Diese Auffassung ist bei wortgetreuer Interpretation der Vorschriften vertretbar, im Ergebnis aber nicht sinnvoll. Im Nichtzulassungsbeschwerdeverfahren sind die tatsächlichen Feststellungen im Zurückweisungs- oder Hinweisbeschluss in gleicher Weise Basis für die Rechtsprüfung wie bei einem Urteil. § 559 ZPO ist nach einhelliger Meinung in vollem Umfang auch auf das Beschlussverfahren anzuwenden (Baumbach/Lauterbach/Albers/Hartmann, 73. Aufl. 2015, § 559 ZPO, Rn. 3: „Die Vorschrift gilt in jedem Revisionsverfahren nach der ZPO und den auf sie verweisenden Gesetzen.“). Die Parallelität der beiden Verfahren – Urteil oder Beschluss des Berufungsgerichts – legt es nahe, hier entgegen der Auffassung des Schleswig-Holsteinischen Oberlandesgerichts von einer planwidrigen Gesetzeslücke auszugehen und eine Tatbestandsberichtigung trotz des insoweit problematischen Wortlauts von §§ 329, 320 ZPO in analoger Anwendung zu ermöglichen (zur planwidrigen Gesetzeslücke vgl. BGH, Urt. v. 13.4.2006 – IX ZR 22/05, NJW 2006, 2297 unter Hinweis auf Larenz, Methodenlehre der Rechtswissenschaft, 6. Aufl., S. 381).

Aber diese Lösung hat das Berufungsgericht nicht gewählt, sondern den Tatbestandsberichtigungsantrag – orientiert am Wortlaut der §§ 329, 320 ZPO – abgelehnt.

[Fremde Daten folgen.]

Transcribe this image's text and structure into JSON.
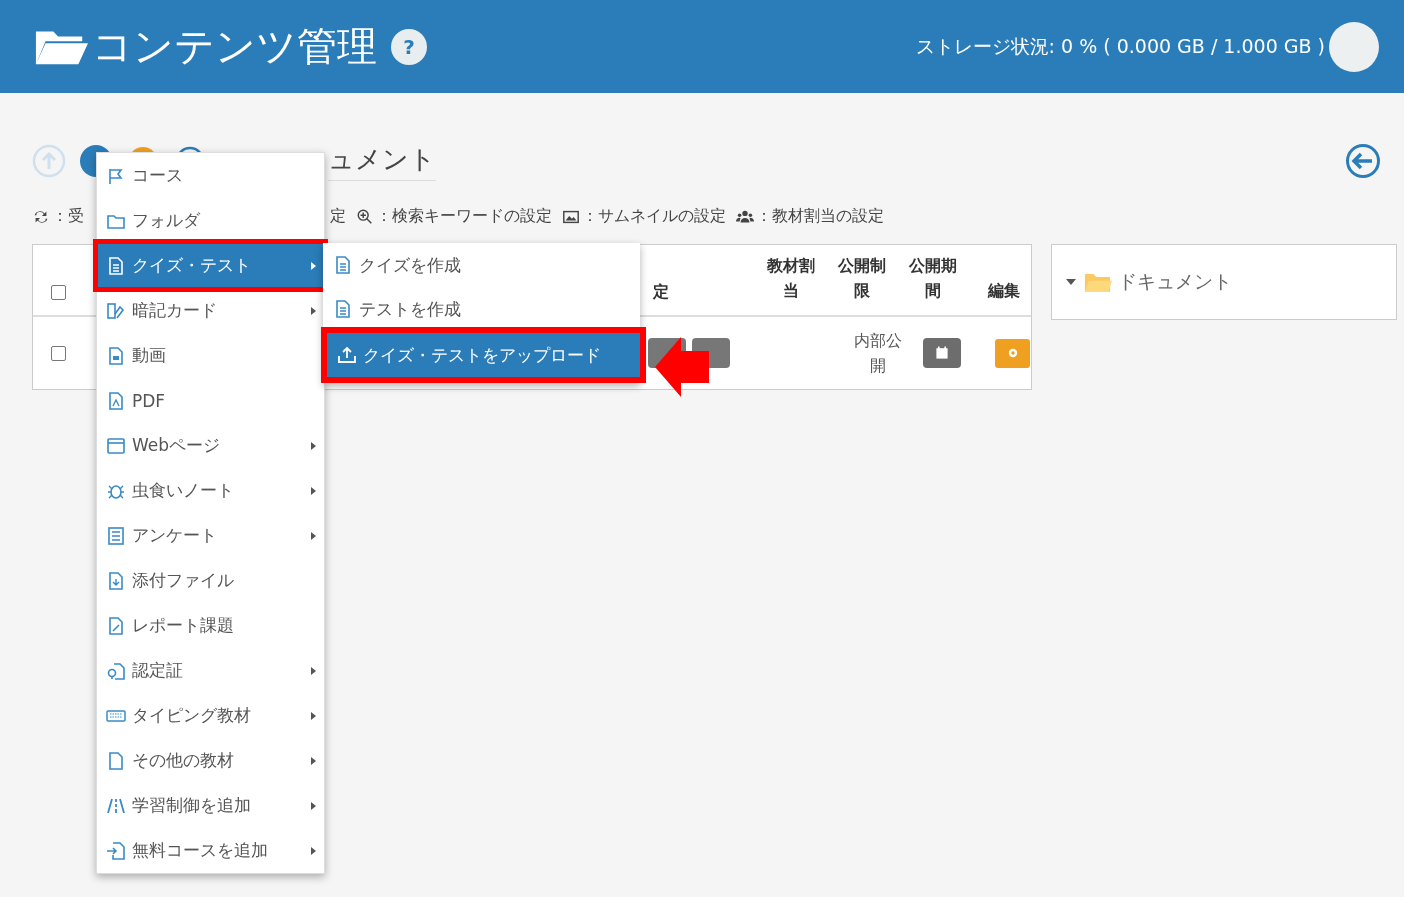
{
  "header": {
    "title": "コンテンツ管理",
    "help": "?",
    "storage": "ストレージ状況: 0 % ( 0.000 GB / 1.000 GB )"
  },
  "breadcrumb": "ュメント",
  "legend": [
    "：受",
    "定",
    "：検索キーワードの設定",
    "：サムネイルの設定",
    "：教材割当の設定"
  ],
  "table": {
    "header_checked": false,
    "columns": [
      "定",
      "教材割当",
      "公開制限",
      "公開期間",
      "編集"
    ],
    "rows": [
      {
        "checked": false,
        "visibility": "内部公開"
      }
    ]
  },
  "tree": {
    "label": "ドキュメント",
    "expanded": true
  },
  "menu": [
    {
      "label": "コース",
      "submenu": false,
      "selected": false
    },
    {
      "label": "フォルダ",
      "submenu": false,
      "selected": false
    },
    {
      "label": "クイズ・テスト",
      "submenu": true,
      "selected": true
    },
    {
      "label": "暗記カード",
      "submenu": true,
      "selected": false
    },
    {
      "label": "動画",
      "submenu": false,
      "selected": false
    },
    {
      "label": "PDF",
      "submenu": false,
      "selected": false
    },
    {
      "label": "Webページ",
      "submenu": true,
      "selected": false
    },
    {
      "label": "虫食いノート",
      "submenu": true,
      "selected": false
    },
    {
      "label": "アンケート",
      "submenu": true,
      "selected": false
    },
    {
      "label": "添付ファイル",
      "submenu": false,
      "selected": false
    },
    {
      "label": "レポート課題",
      "submenu": false,
      "selected": false
    },
    {
      "label": "認定証",
      "submenu": true,
      "selected": false
    },
    {
      "label": "タイピング教材",
      "submenu": true,
      "selected": false
    },
    {
      "label": "その他の教材",
      "submenu": true,
      "selected": false
    },
    {
      "label": "学習制御を追加",
      "submenu": true,
      "selected": false
    },
    {
      "label": "無料コースを追加",
      "submenu": true,
      "selected": false
    }
  ],
  "submenu": [
    {
      "label": "クイズを作成",
      "selected": false
    },
    {
      "label": "テストを作成",
      "selected": false
    },
    {
      "label": "クイズ・テストをアップロード",
      "selected": true
    }
  ]
}
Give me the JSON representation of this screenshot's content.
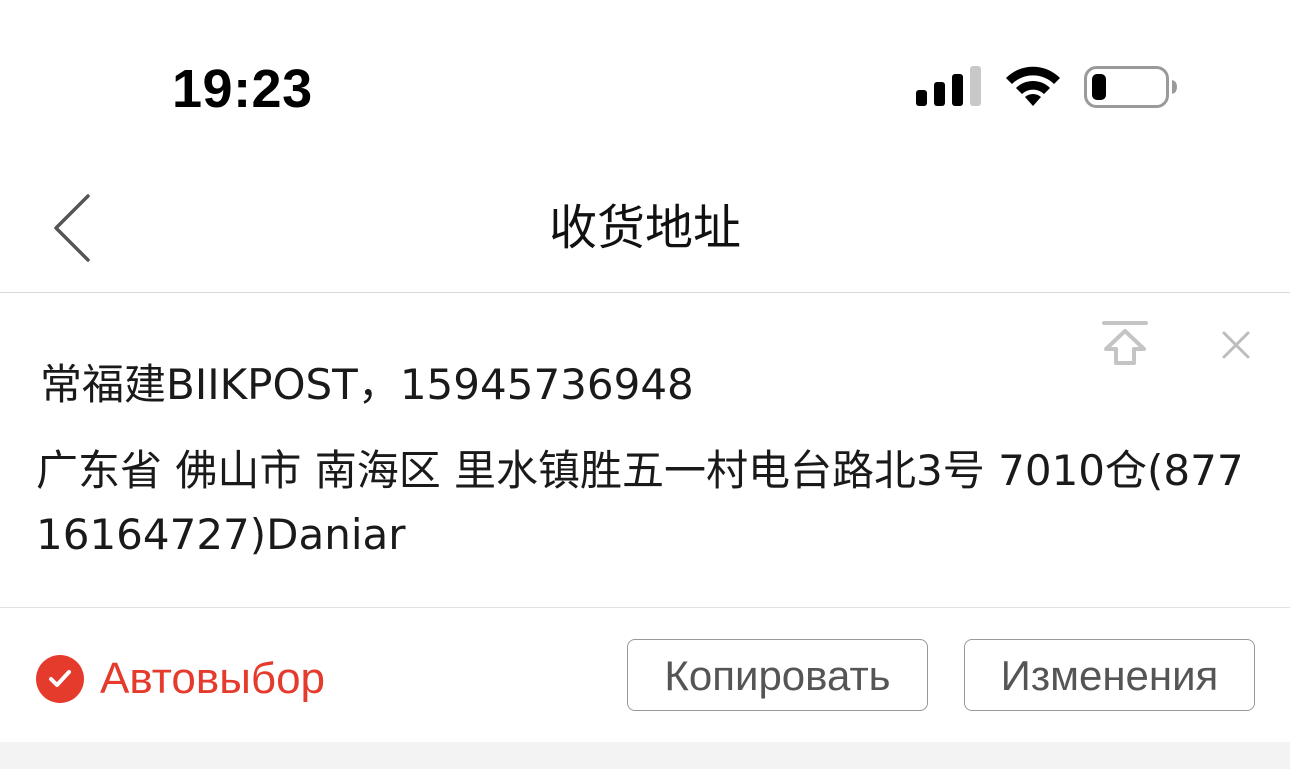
{
  "status_bar": {
    "time": "19:23",
    "signal_icon": "cellular-signal-icon",
    "wifi_icon": "wifi-icon",
    "battery_icon": "battery-low-icon"
  },
  "nav": {
    "back_icon": "chevron-left-icon",
    "title": "收货地址"
  },
  "address_card": {
    "pin_top_icon": "pin-to-top-icon",
    "close_icon": "close-icon",
    "recipient": "常福建BIIKPOST，15945736948",
    "address": "广东省 佛山市 南海区 里水镇胜五一村电台路北3号 7010仓(87716164727)Daniar"
  },
  "actions": {
    "auto_select_label": "Автовыбор",
    "auto_select_checked": true,
    "copy_label": "Копировать",
    "edit_label": "Изменения"
  },
  "colors": {
    "accent": "#e53b2c",
    "divider": "#d9d9d9",
    "button_border": "#999999",
    "footer": "#f3f3f3"
  }
}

Die Folge: Es bleibt bei der fehlerhaften Grundlage für die Entscheidung bei der einstimmigen Beschlusszurückweisung. Was soll der Kläger tun? Er wird sein Heil im Verfahren der Nichtzulassungsbeschwerde suchen. Aber: Er muss angesichts der hohen Zurückweisungsquote damit rechnen, dass er vom BGH nur mit der gesetzlich zulässigen, aber immer im Ergebnis unbefriedigenden Pauschalbegründung des § 544 Abs. 4 ZPO bedient wird:

„Die Nichtzulassungsbeschwerde wird zurückgewiesen. Von einer Begründung wird abgesehen, weil sie nicht geeignet wäre, zur Klärung der Voraussetzungen beizutragen, unter denen eine Revision zuzulassen ist (§ 544 Abs. 4 ZPO).“

Vielleicht äußert sich der BGH aber über die nichtssagende Leerformel der gesetzlichen Regelung des § 544 Abs. 4 S. 2 ZPO hinaus doch zum Vortrag des Klägers über eine Verletzung rechtlichen Gehörs nach Art. 103 GG wegen Verweigerung der Tatbestandsberichtigung. Was würde der BGH dazu dann sagen? Der V. Senat hat in einem Rechtsstreit im Jahre 2014 (der nicht mit dem oben geschilderten Verfahren des Schleswig-Holsteinischen Oberlandesgerichts zusammenhängt) entschieden: Auch wenn das Berufungsgericht das rechtliche Gehör nach Art. 103 Abs. 1 GG verletzt hat, scheitert die Nichtzulassungsbeschwerde bei Rüge eines tatsächlichen Fehlers daran, dass die Klagepartei nicht nach § 320f ZPO mit der Tatbestandsberichtigung vorgegangen ist. Für das Verfahren der Nichtzulassungsbeschwerde gelte nichts anderes. Mit der Rüge nach Art. 103 Abs. 1 GG kann – so der V. Senat – die Bindungswirkung tatbestandlicher Feststellungen, zu denen auch prozessuale Erklärungen der Parteien gehören, nicht ausgeräumt werden (BGH, Beschl. v. 20.3.2014 – V ZR 130/13). Dazu ist ein (ggf. vom Berufungsgericht als unzulässig verworfener) Tatbestandsberichtigungsantrag unerlässlich.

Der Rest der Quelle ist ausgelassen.